Cardi B has risen to the top of the music charts thanks to a charisma and swagger that is lacking in most corporate pop stars today. Her story is an inspirational one. She joined a gang at the age of sixteen. At nineteen, she became a stripper after being fired from her job at the supermarket. She says that she became a stripper to rise out of poverty and domestic violence. Cardi B said of stripping: “It really saved me from a lot of things. When I started stripping I went back to school.” Welcome to the American Dream: where students have to strip to pay for school.

Lately Cardi B has come under fire for this rather outrageous comment dug up from the twitter archives: “If my man cheat on me.
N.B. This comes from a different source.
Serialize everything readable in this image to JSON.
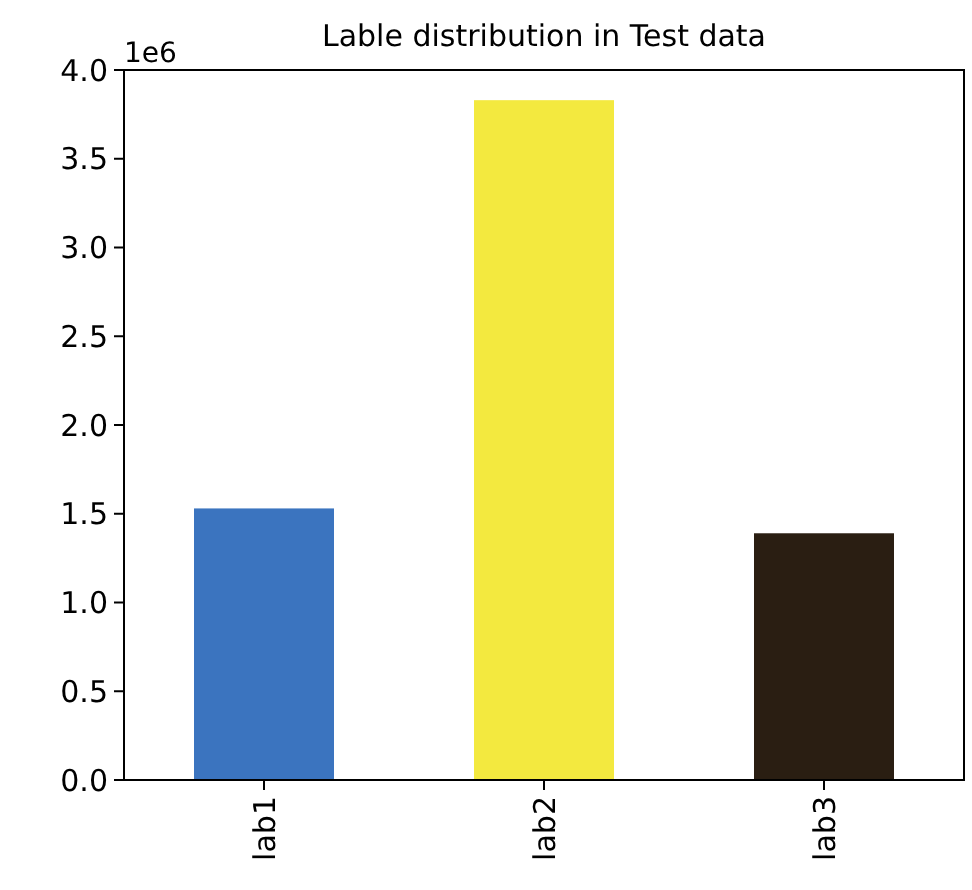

I’ma get him drunk and let a tranny rape him”. A Huffington Post article scolded: “Going forward, we’ll work even harder to make sure the world (which, contrary to what we originally thought, is apparently not already sufficiently designed to guarantee and ensure your heterosexual privilege and success as non-queer people) is better suited to meeting your needs”.

Now of course the Huffington Post and others are right to be against such hateful speech, and they bring up some important statistics worth repeating. The article reminded us: “2017 was the deadliest year on record for the LGBTQ community in the U.S. with an 86 percent increase in hate violence homicides from 2016” and also: “And let’s not forget it’s still legal in 28 states to fire someone just because they identify as gay, lesbian, bisexual or some other non-heterosexual orientation and in 30 states it’s legal to fire people who identify as trans or non-cisgender.” and importantly: “Trump worked to stack the courts with anti-LGBTQ judges.” And perhaps significant to Cardi B’s identity: “At least 28 transgender people (most of them transgender women of color) were murdered in 2017 ― more than any other year on record.”
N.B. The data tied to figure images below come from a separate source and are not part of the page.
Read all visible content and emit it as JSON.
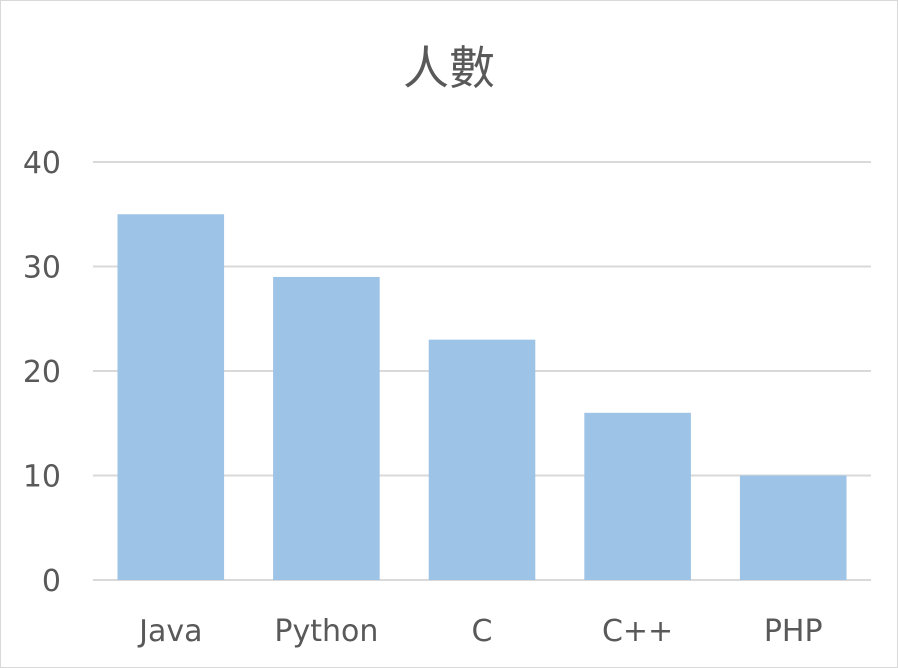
{
  "chart_data": {
    "type": "bar",
    "title": "人數",
    "categories": [
      "Java",
      "Python",
      "C",
      "C++",
      "PHP"
    ],
    "values": [
      35,
      29,
      23,
      16,
      10
    ],
    "xlabel": "",
    "ylabel": "",
    "ylim": [
      0,
      40
    ],
    "yticks": [
      0,
      10,
      20,
      30,
      40
    ],
    "grid": true,
    "legend": "none",
    "bar_color": "#9dc3e6",
    "grid_color": "#d9d9d9",
    "text_color": "#595959"
  }
}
But we should also acknowledge a double standard here. The blatantly misogynistic and homophobic rapper Eminem has won the Grammy for best rap album six times. He is hailed as a social justice warrior against the transphobic racist Donald Trump. When a rich white guy delivers hate speech, he is an artist, he is expressing his right to free speech. When a poor (for this was from the archives) woman of color like Cardi B says these things, she is a bigot. Here is a list of 19 times Eminem, literally the most critically acclaimed rapper in America, talked about raping or beating women in his songs.

In this politically correct post-class, post-race and post-gender society, what really is the thing we should be most outraged at? Is it that a gang member turned stripper trying to go to college once said something mean on twitter or is it that she had to go to these lengths to go to school in the first place? The same lack of perspective could be applied to Donald Trump, whose bad manners get a lot more attention than his anti-environment, anti-poor and anti-peace presidency.

So while Cardi B was getting beat by her boyfriend, stripping to make a living and trying to go to school all at once, was she supposed to do more homework on the politically correct terms of the bourgeois? If we are going to talk about gender, can we begin to talk about the way Cardi B herself has been treated? I for one, am thrilled she made it out of poverty and I find her story to be a rare feel good one in a news cycle that is increasingly depressing.

Cardi B was accused of inciting violence against the transgender community but what exactly incited the real domestic violence against her? And why is this domestic violence against poor women completely absent in our commentary despite a widespread (and long overdue) outcry over sexual violence (but mostly sexual harassment) of upper class white women? And when will violence against women, or for that matter, violence against poor people be considered a hate crime?

The violence against Cardi B was not because of a twitter gripe but because of her gender (binary, yes, but who could deny that she would have a whole new world of problems if she told her boyfriend she wanted to transition to the male gender). This violence was forgotten because of her precarious place within the class and race caste system in the United States. So I ask the elites, if the transformation of society must be cultural rather than economic, can we at least encourage class-consciousness?

Cardi B’s defense was that she needed to be educated on language within the LGBT community and that she was interested in learning more. The Huffington Post smugly dismissed this as a lazy excuse, but given the lengths Cardi B had to go to get an education, how can they deny her point? If the elites really do think it is the most important thing to live in an educated society, why don’t they make education more accessible?

There is no poorer group than transgender people, specifically transgender women of color. No group is at more risk of violence. No group has been hurt more by Donald Trump’s anti-poor agenda. Perhaps we could acknowledge once and for all that the distinct hatred of transgender people in this society could be greatly lessened by a society that provided legitimate economic and educational opportunities to the masses. To be a liberal without being a socialist is a self-serving activity. And FDR fan Cardi B, for what tweets are worth, got this shout out from the quasi-socialist Bernie Sanders: “Cardi B is right. If we are really going to make America great we need to strengthen Social Security so that seniors are able to retire with the dignity they deserve.”